Unfortunately, their CronBot infected ‘apps’ were installed on one million Android devices, and although the gang were arrested, their malware continues to operating.

“Now, the Avast Threat Labs team have uncovered and analysed with SfyLabs a new version of the malware, dubbed Catelites Bot, which shares similarities with the malware used for CronBot,” said the two researchers. “While we have no hard evidence that the Catelites actor is linked to Cron, it is likely that Cron members have used the Catalites malware in their campaigns based on what we’ve seen so far.”

The researchers said in the past few months, they have seen one or two fake apps per week attacking Android devices to make unsuspecting victims download the malware. Once this malware is downloaded, “the criminals use very sophisticated social engineering tricks to get credit card information and possibly the ability to get into the victim’s bank account.”

The researchers warn that the malware gets “dropped” onto the victim’s device after they download an app from a third-party app store (not official shops such as Google Play) or from malicious adware (malvertisements) or phishing sites. Once dropped onto the Android device, the malicious app looks like the icon seen in the screen below and is titled “System Application.”

If the user clicks the malicious “System Application” app icon, it will ask them for admin rights. If the user grants that permission, the malware begins its work.

Bank Attack

“The icon for the (fake) app you downloaded disappears and then, three familiar-looking, trusted app icons get dropped onto your home screen: one for Gmail, one for Google Play, and one for Chrome,” said the researchers. “The malware author uses two sophisticated ‘social engineering’ techniques to encourage you to open one of these three apps in order to display a fake overlay that invites you to enter sensitive information like your credit card.”

And because the fake apps supposedly from Gmail, Google Play and Chrome are on the home screen, the user is more likely to open them, thereby activating the malware.

“Worse still, this piece of malware can also go after your bank account login details,” the researchers warned. “This malware has the ability to pose as over 2,200 banks and financial institutions. It does so by adopting the logo and mobile application name of a bank used in the Google Play Store, allowing the author to use simple templates to harvest username and password or credit card information.”

“The overlay is HTML-based and not as sophisticated as other Android banking malware such as LokiBot, Red Alert, or Exobot, but the power here is clearly in the shotgun approach: using simple phishing overlay screens, the criminals are able to target many more users, increasing their likelihood of financial gain,” they warned.

Think Twice

Avast advises users to beware of any strange requests for admin rights and always think twice about granting any admin rights request. Also, Android users are advised that if they open their bank app and something doesn’t look right, shut it down.

If users suspect their Android malware on their phone, boot the device in safe mode and remove any suspicious apps.
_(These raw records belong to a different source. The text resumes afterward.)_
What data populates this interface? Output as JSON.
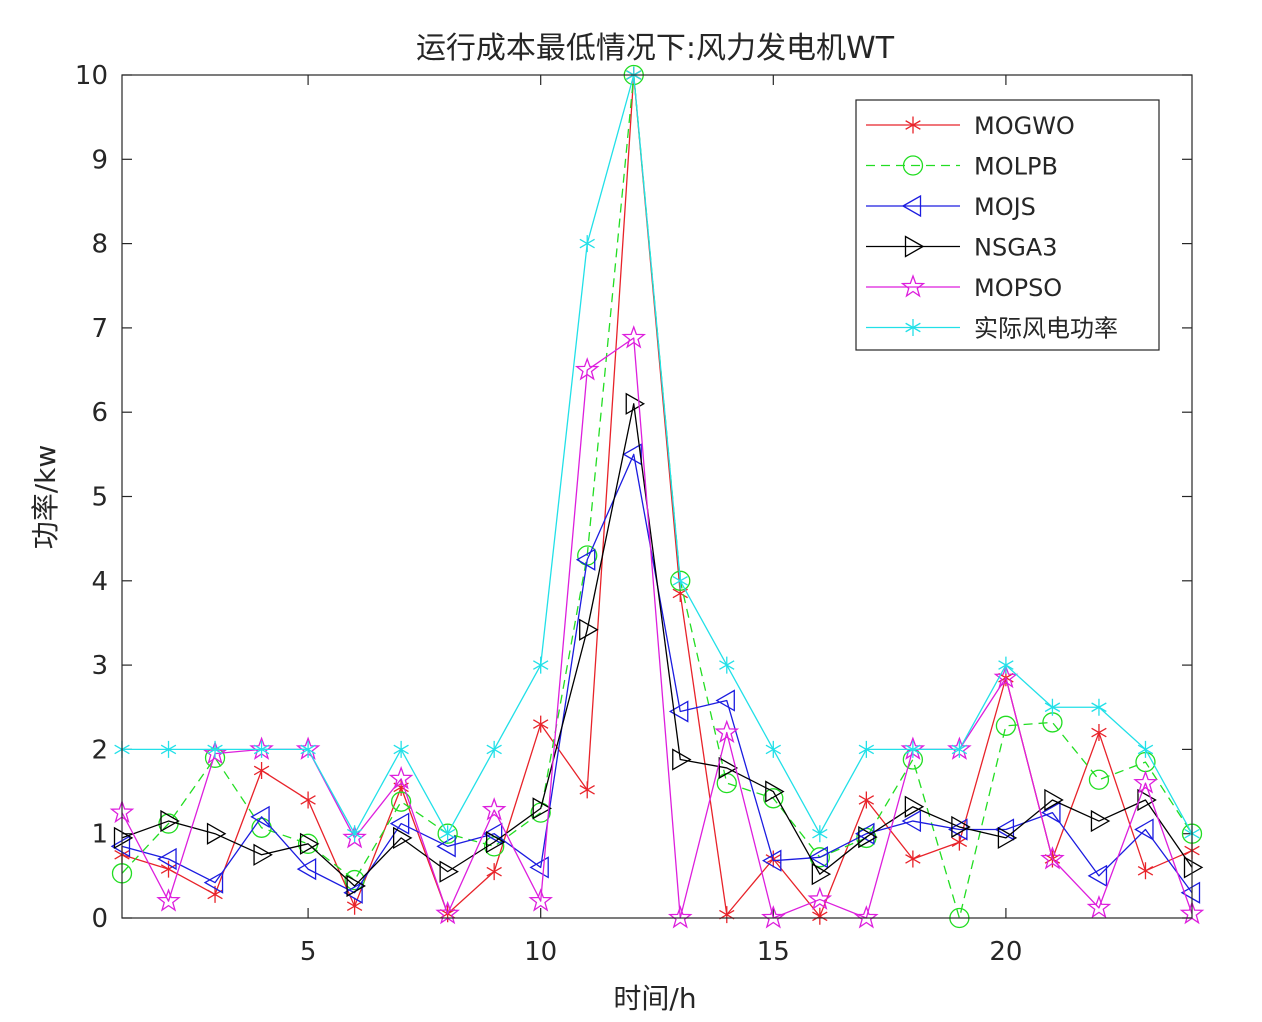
{
  "chart_data": {
    "type": "line",
    "title": "运行成本最低情况下:风力发电机WT",
    "xlabel": "时间/h",
    "ylabel": "功率/kw",
    "xlim": [
      1,
      24
    ],
    "ylim": [
      0,
      10
    ],
    "xticks": [
      5,
      10,
      15,
      20
    ],
    "yticks": [
      0,
      1,
      2,
      3,
      4,
      5,
      6,
      7,
      8,
      9,
      10
    ],
    "legend_position": "top-right",
    "x": [
      1,
      2,
      3,
      4,
      5,
      6,
      7,
      8,
      9,
      10,
      11,
      12,
      13,
      14,
      15,
      16,
      17,
      18,
      19,
      20,
      21,
      22,
      23,
      24
    ],
    "series": [
      {
        "name": "MOGWO",
        "color": "#e8232a",
        "marker": "asterisk",
        "dash": "solid",
        "values": [
          0.75,
          0.58,
          0.28,
          1.75,
          1.4,
          0.14,
          1.55,
          0.05,
          0.55,
          2.3,
          1.52,
          10.0,
          3.85,
          0.04,
          0.7,
          0.02,
          1.4,
          0.7,
          0.9,
          2.85,
          0.7,
          2.2,
          0.56,
          0.8
        ]
      },
      {
        "name": "MOLPB",
        "color": "#22dd22",
        "marker": "circle",
        "dash": "dashed",
        "values": [
          0.53,
          1.12,
          1.9,
          1.07,
          0.88,
          0.45,
          1.38,
          1.0,
          0.85,
          1.25,
          4.3,
          10.0,
          4.0,
          1.6,
          1.42,
          0.72,
          0.95,
          1.88,
          0.0,
          2.28,
          2.32,
          1.64,
          1.85,
          1.0
        ]
      },
      {
        "name": "MOJS",
        "color": "#1c1ce0",
        "marker": "triangle-left",
        "dash": "solid",
        "values": [
          0.85,
          0.7,
          0.42,
          1.2,
          0.58,
          0.3,
          1.12,
          0.85,
          1.0,
          0.6,
          4.25,
          5.5,
          2.45,
          2.58,
          0.68,
          0.72,
          1.0,
          1.15,
          1.05,
          1.05,
          1.25,
          0.5,
          1.05,
          0.3
        ]
      },
      {
        "name": "NSGA3",
        "color": "#000000",
        "marker": "triangle-right",
        "dash": "solid",
        "values": [
          0.95,
          1.15,
          1.0,
          0.75,
          0.88,
          0.38,
          0.95,
          0.55,
          0.9,
          1.3,
          3.42,
          6.1,
          1.88,
          1.78,
          1.5,
          0.52,
          0.96,
          1.32,
          1.08,
          0.95,
          1.4,
          1.15,
          1.4,
          0.6
        ]
      },
      {
        "name": "MOPSO",
        "color": "#dd1fdd",
        "marker": "star",
        "dash": "solid",
        "values": [
          1.25,
          0.2,
          1.95,
          2.0,
          2.0,
          0.95,
          1.65,
          0.05,
          1.28,
          0.2,
          6.5,
          6.88,
          0.0,
          2.2,
          0.0,
          0.22,
          0.0,
          2.0,
          2.0,
          2.85,
          0.7,
          0.12,
          1.6,
          0.05
        ]
      },
      {
        "name": "实际风电功率",
        "color": "#22e0e8",
        "marker": "asterisk",
        "dash": "solid",
        "values": [
          2,
          2,
          2,
          2,
          2,
          1,
          2,
          1,
          2,
          3,
          8,
          10,
          4,
          3,
          2,
          1,
          2,
          2,
          2,
          3,
          2.5,
          2.5,
          2,
          1
        ]
      }
    ]
  }
}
Of course, it goes without saying that users should also only get their apps from reputable stores such as Google Play.

“Catelites Bot has developed a sophisticated way to target more than 2,200 banks worldwide with fake mobile banking app interfaces,” said Avast’s Nikolaos Chrysaidos. “The malware has the ability to automatically and interactively pull Android banking apps’ logos and names from the Google Play Store.”
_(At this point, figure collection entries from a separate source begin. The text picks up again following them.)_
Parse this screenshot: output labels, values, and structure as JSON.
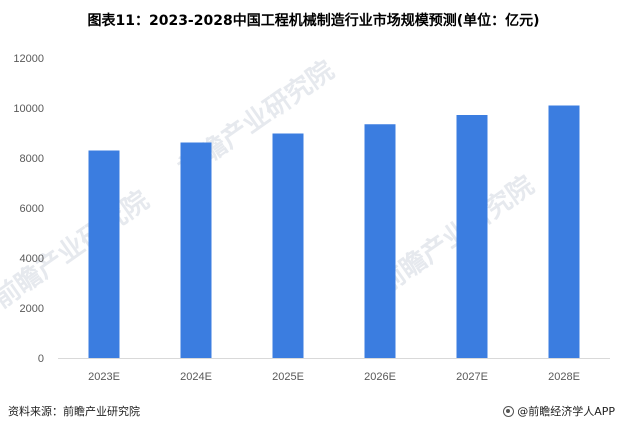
{
  "chart_data": {
    "type": "bar",
    "title": "图表11：2023-2028中国工程机械制造行业市场规模预测(单位：亿元)",
    "categories": [
      "2023E",
      "2024E",
      "2025E",
      "2026E",
      "2027E",
      "2028E"
    ],
    "values": [
      8300,
      8620,
      8980,
      9350,
      9720,
      10100
    ],
    "ylim": [
      0,
      12000
    ],
    "yticks": [
      0,
      2000,
      4000,
      6000,
      8000,
      10000,
      12000
    ],
    "bar_color": "#3b7de0",
    "grid": false
  },
  "footer": {
    "source": "资料来源：前瞻产业研究院",
    "brand": "@前瞻经济学人APP"
  },
  "watermark": {
    "text": "前瞻产业研究院"
  },
  "colors": {
    "bar": "#3b7de0",
    "axis": "#d9d9d9",
    "tick_text": "#595959"
  }
}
Unfortunately, Google Play Store has had many security issues over the years. Indeed, malicious code regularly turns up on Google Play as well, having bypassed security checks.

Last month a new version of a persistent family of banking malware was discovered on Google Play, after at least four previous versions were removed from Google’s official Android app store earlier this year.

The latest variants of the BankBot Trojan posed as flashlight apps, solitaire games or smartphone cleaner software.